映画 ご(誤)鑑賞日記

映画は楽し♪ 何をどう見ようと見る人の自由だ! 愛あるご鑑賞日記です。

太陽のめざめ(2015年)

2016-09-17 | 【た】



 若い母親(サラ・フォレスティエ)は、夫に捨てられ、乳飲み子と6歳の男児マロニーを抱えて全てに行き詰ったのか育児放棄してしまったらしい。マロニーが2か月も学校を休んでいることで、判事フローランス(カトリーヌ・ドヌーヴ)に裁判所に呼び出され、思うにまかせぬ現実にブチ切れ、マロニーの目の前で「こんなガキ、くれてやる!」と捨て台詞で部屋を出て行ってしまった。見慣れた光景なのか、表情はいたって普通のマロニー。
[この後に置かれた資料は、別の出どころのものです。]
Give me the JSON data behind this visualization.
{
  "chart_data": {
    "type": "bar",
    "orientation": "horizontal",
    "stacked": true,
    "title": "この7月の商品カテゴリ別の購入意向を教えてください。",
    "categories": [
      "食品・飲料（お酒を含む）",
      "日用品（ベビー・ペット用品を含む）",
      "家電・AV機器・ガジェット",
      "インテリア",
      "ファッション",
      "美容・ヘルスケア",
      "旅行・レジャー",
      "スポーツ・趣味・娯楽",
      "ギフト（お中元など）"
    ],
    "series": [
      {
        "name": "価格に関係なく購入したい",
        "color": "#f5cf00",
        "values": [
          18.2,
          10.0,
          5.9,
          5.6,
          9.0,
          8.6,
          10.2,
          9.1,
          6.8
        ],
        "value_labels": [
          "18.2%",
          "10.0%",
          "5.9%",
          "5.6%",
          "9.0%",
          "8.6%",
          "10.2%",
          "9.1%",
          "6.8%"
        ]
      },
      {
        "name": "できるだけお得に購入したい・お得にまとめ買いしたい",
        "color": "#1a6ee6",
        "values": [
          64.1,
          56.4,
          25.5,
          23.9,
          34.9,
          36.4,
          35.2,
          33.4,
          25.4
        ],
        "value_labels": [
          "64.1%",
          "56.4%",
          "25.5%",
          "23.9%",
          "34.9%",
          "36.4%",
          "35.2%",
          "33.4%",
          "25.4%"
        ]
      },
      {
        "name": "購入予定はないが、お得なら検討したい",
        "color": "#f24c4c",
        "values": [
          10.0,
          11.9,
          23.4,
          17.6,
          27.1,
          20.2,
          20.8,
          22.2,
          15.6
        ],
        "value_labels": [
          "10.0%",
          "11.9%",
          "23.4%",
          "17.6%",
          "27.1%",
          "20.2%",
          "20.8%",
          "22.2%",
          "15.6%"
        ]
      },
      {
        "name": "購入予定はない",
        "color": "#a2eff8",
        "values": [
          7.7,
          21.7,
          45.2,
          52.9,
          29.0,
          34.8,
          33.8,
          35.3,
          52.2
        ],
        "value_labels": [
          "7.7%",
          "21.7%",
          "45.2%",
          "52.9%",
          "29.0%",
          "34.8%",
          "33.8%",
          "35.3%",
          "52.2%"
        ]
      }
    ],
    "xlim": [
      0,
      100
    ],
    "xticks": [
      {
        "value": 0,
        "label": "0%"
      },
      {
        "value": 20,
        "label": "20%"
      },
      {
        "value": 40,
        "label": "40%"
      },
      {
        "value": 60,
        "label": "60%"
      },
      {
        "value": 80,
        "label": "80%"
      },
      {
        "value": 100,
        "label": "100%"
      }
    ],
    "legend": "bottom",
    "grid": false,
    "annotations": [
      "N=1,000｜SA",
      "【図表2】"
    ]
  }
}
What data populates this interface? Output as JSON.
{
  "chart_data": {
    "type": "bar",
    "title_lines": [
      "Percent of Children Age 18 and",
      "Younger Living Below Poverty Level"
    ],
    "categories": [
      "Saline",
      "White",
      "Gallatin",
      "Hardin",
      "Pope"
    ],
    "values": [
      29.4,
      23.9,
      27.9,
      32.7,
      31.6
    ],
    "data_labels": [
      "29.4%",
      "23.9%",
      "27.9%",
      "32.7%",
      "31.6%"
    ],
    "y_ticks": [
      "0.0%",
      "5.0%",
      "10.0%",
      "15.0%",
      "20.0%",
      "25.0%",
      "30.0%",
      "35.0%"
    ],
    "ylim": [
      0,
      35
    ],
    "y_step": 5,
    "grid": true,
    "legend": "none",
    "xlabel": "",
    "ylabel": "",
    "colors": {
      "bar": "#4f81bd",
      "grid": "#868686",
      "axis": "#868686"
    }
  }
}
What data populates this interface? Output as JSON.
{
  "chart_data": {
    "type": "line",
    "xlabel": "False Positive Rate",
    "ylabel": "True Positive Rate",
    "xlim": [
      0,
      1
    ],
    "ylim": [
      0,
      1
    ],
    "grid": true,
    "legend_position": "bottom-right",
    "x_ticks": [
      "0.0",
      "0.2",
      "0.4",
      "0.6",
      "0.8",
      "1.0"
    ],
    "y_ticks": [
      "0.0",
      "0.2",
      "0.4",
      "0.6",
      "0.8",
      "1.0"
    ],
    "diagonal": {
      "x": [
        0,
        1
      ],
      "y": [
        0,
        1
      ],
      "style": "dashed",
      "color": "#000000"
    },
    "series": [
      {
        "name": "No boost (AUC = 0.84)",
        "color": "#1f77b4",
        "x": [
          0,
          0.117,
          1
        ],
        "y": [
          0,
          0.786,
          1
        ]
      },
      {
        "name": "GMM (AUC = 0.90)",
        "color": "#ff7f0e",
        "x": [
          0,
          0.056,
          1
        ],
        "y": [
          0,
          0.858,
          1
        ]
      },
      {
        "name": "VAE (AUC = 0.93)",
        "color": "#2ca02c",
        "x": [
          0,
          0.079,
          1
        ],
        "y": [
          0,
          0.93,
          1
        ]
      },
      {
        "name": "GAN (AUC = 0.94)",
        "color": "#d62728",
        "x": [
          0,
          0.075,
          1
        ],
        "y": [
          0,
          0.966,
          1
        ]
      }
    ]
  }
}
 10年後、不良少年に成長したマロニー(ロッド・パラド)は、母親の愛情に飢えているせいか、極度のマザコンで、なおかつ感情のコントロールが効かず異様な攻撃的性格となっていた。問題ばかり起こすマロニーだが、フローランスは温情ある措置をとりつづけ、かつては不良少年だった教育係ヤン(ブノワ・マジメル)をつけ、なんとかマロニーを立ち直らせようとしたのだが、、、。

 手の付けられない暴れん坊少年マロニーくんの成長譚(?)。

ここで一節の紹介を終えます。